On August 14, 2023, McKiver filed the instant lawsuit under 42 U.S.C. § 1983, bringing numerous claims based on his belief that he did not receive sufficient help during his mental health crises. His complaint comprises a narrative of events (id. at 7-15), followed by a long list of potential federal and state claims against each Defendant (id. at 16-31). Specifically, he brings claims against Officer Jane Doe; Officer Ireland; Roanoke County; the Roanoke County Police Department Chief, Michael Poindexter (collectively, “Law Enforcement Defendants”); as well as LewisGale/HCA Inc.; Doctor Chad W. Mosby; Nurses Sara Burtner and Alexis Lawson; and Security Guard John Lewis (collectively, “Hospital Defendants” and, together with Law Enforcement Defendants, “Defendants”). For the alleged wrongs, McKiver seeks punitive and compensatory damages. (Id. at 32.)

Apart from listing HCA Inc. alongside LewisGale as a Defendant, McKiver alleges no wrongdoing from that entity, so his claims will be dismissed as to HCA Inc.

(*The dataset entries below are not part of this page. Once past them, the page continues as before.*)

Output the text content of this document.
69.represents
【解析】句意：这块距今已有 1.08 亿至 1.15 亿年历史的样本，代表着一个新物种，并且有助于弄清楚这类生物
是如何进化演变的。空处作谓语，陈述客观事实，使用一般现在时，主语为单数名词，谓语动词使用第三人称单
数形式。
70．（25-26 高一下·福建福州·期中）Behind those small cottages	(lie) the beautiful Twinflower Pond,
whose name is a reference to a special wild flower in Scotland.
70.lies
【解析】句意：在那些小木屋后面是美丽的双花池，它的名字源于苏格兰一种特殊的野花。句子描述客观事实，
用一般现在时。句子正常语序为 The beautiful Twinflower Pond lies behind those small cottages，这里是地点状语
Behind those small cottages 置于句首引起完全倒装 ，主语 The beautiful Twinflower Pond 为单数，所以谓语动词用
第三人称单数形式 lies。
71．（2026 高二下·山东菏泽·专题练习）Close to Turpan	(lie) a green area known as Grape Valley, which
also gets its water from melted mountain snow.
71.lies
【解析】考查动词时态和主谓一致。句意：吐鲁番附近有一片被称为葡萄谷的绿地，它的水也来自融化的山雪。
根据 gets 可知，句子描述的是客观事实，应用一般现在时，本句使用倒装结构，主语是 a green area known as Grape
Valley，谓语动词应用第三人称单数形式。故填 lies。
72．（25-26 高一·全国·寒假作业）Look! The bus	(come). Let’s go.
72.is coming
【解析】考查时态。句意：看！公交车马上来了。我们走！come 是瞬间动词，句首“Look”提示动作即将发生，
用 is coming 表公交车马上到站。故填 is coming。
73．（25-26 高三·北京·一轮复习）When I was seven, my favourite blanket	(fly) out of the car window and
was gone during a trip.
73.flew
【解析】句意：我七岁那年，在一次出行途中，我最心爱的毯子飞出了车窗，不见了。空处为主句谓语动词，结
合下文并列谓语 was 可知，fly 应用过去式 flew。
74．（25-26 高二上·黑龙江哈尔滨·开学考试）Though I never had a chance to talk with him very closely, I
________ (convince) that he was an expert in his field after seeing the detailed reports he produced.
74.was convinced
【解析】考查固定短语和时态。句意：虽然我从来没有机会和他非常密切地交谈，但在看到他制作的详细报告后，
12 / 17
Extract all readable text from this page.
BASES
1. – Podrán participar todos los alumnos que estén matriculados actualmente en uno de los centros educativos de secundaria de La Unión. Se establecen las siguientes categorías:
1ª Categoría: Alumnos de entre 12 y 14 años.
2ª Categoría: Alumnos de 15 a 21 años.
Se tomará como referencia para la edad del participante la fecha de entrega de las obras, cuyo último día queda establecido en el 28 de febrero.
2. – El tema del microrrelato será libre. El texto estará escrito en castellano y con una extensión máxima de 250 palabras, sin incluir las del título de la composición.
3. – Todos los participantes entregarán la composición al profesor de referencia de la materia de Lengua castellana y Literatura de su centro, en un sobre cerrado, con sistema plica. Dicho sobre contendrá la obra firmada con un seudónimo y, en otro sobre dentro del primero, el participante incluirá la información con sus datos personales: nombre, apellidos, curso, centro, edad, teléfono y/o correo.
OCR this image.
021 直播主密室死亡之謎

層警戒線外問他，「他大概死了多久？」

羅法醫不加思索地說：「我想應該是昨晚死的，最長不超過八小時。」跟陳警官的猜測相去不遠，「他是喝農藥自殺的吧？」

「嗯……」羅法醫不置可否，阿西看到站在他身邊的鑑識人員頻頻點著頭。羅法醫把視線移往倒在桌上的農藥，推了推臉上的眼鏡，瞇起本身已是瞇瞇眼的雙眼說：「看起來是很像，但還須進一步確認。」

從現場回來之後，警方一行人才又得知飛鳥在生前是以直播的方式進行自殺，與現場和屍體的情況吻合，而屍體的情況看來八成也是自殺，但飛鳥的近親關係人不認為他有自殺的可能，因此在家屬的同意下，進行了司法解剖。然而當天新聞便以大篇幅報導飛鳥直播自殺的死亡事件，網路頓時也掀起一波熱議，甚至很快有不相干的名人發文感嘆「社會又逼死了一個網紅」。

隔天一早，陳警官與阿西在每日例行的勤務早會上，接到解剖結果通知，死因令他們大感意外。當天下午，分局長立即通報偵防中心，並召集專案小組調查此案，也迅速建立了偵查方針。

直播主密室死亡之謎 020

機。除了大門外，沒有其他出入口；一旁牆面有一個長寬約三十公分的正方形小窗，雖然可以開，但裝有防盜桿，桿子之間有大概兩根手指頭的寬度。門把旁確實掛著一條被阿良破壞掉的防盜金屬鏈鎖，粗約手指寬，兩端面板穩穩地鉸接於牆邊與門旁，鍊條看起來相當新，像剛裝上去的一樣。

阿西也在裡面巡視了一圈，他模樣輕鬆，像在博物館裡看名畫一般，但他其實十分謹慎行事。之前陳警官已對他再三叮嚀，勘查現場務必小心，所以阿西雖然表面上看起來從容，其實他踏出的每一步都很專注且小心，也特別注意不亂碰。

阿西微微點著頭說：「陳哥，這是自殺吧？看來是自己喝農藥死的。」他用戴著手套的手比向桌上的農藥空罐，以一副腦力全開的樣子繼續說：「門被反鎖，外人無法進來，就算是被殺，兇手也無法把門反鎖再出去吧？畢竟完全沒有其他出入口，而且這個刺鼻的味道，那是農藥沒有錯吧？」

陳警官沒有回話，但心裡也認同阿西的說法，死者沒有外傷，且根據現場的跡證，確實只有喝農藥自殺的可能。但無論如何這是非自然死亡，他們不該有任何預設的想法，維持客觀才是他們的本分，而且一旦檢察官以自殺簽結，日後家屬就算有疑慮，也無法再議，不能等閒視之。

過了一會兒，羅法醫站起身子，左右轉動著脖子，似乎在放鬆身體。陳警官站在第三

The court construes McKiver's complaint as only seeking money damages. Insofar as he may have initially indicated that he was also requesting injunctive relief (by selecting a box on the court's form Section 1983 complaint), he appears to have abandoned that request (by scratching out the selection). (See Compl. at 32.) The court's construction is bolstered by the fact that he did not specify a type of injunctive relief, in contrast to specifying the kinds of money damages that he seeks. (See id.) On the ‘Other' relief line of his form complaint, McKiver writes that he wants the court to “[a]ssign a case worker to assist [him].” (Id.) The court construes that as a motion for court-appointed counsel, but will deny his request because this case does not “present[] exceptional circumstances,” Whisenant v. Yuam, 739 F.2d 160, 163 (4th Cir. 1984), abrogated on other grounds by Mallard v. U.S. Dist. Ct. S.D. Iowa, 490 U.S. 296 (1989), that justify abandoning the general rule that the court lacks the power to appoint counsel in civil cases, see Mallard, 490 U.S. at 301-02.

II. Standard of Review

Under 28 U.S.C. § 1915(e), which governs in forma pauperis proceedings, the court has a duty to screen initial filings. Eri/i'ne Co. SA. v. Johnson, 440 F.3d 648, 656-57 (4th Cir. 2006). “Dismissals on [28 U.S.C. § 1915] grounds are often made sua sponte prior to the issuance of process, so as to spare prospective defendants the inconvenience and expense of answering such complaints.” Neitzke v. Williams, 490 U.S. 319, 324 (1989). In this screening role, the court must dismiss any action that “fails to state a claim on which relief may be granted.” 28 U.S.C. § 1915(e)(2)(B)(ii); see also Ewing v. Silvious, 481 Fed.Appx. 802, 803 (4th Cir. 2012) (noting the district court's screening properly dismissed several claims but erred in dismissing one properly pleaded claim); Keitz v. Unnamed Sponsors of Cocaine Rsch. Study, 510 F App'x 254, 256 (4th Cir. 2013) (same).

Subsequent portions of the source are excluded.